In a possible sign of Trump’s waning political clout, senior Republicans in congress have condemned various components of his recent behaviour.
Mitch McConnell, the Republican Senate leader long at odds with the former president, even felt confident enough to declare that no one who had such a lunch would ever be elected president.
All this only a few days before Georgia’s Senate run-off election on Tuesday, in which Republican Hershel Walker, a former American football star, faces off against incumbent Democrat senator Raphael Warnock.
Most polls and betting markets predict the Democrats will retain the seat, which
would leave the ruling party
with 51 seats in the Senate, an improvement on the 50 it held before the midterm elections.

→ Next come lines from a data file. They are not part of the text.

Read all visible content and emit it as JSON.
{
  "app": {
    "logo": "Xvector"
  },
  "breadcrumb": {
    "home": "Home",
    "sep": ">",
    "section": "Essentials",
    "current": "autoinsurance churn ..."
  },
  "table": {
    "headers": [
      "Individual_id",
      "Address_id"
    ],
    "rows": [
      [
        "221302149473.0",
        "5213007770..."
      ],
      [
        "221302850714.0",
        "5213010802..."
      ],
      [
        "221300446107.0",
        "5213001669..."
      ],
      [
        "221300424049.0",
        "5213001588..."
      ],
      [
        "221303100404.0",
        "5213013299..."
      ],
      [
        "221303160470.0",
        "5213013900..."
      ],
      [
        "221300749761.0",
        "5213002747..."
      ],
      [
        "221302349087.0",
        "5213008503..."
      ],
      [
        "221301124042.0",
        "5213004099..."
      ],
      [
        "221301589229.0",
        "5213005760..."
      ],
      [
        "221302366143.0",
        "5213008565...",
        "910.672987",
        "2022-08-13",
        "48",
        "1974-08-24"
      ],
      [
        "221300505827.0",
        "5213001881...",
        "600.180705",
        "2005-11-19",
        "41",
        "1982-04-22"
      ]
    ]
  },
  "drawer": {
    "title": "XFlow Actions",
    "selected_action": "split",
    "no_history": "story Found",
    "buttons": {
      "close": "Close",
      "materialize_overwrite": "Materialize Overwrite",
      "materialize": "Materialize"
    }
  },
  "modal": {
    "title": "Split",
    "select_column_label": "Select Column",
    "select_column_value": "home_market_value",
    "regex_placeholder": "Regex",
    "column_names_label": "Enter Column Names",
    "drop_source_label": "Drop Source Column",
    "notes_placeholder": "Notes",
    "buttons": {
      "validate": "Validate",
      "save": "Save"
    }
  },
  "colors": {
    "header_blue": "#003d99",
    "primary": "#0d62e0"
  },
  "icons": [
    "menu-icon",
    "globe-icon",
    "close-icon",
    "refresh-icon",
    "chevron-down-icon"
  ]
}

Perhaps Trump, having a well-established aversion to “losers”, shares that view, given he’s kept a wide berth of the state during the campaign for the last Senate seat still to be decided in the 2022 midterm elections on November 8.
Regardless, a Walker loss will not help the former president, given he forcefully backed the former footballer for the Republican nomination, and will rub salt into the wounds of a party that to a large extent blames Trump’s endorsed candidates for its underwhelming performance nationally.
Georgia’s Republican Lieutenant Governor, Geoff Duncan, said at the weekend that Walker, whose campaign has been undermined by a series of own goals and allegations of hypocrisy, would “probably go down as one of the worst candidates in our party’s history”.
Meanwhile, Florida Governor Ron DeSantis, still riding high after his thumping re-election, has not said, and perhaps does not need to say, anything about his own presidential ambitions while his former mentor self-immolates.
For what they are worth – they did a poor job of predicting midterm outcomes – political betting markets now rank DeSantis the clear favourite to win the Republican nomination for 2024.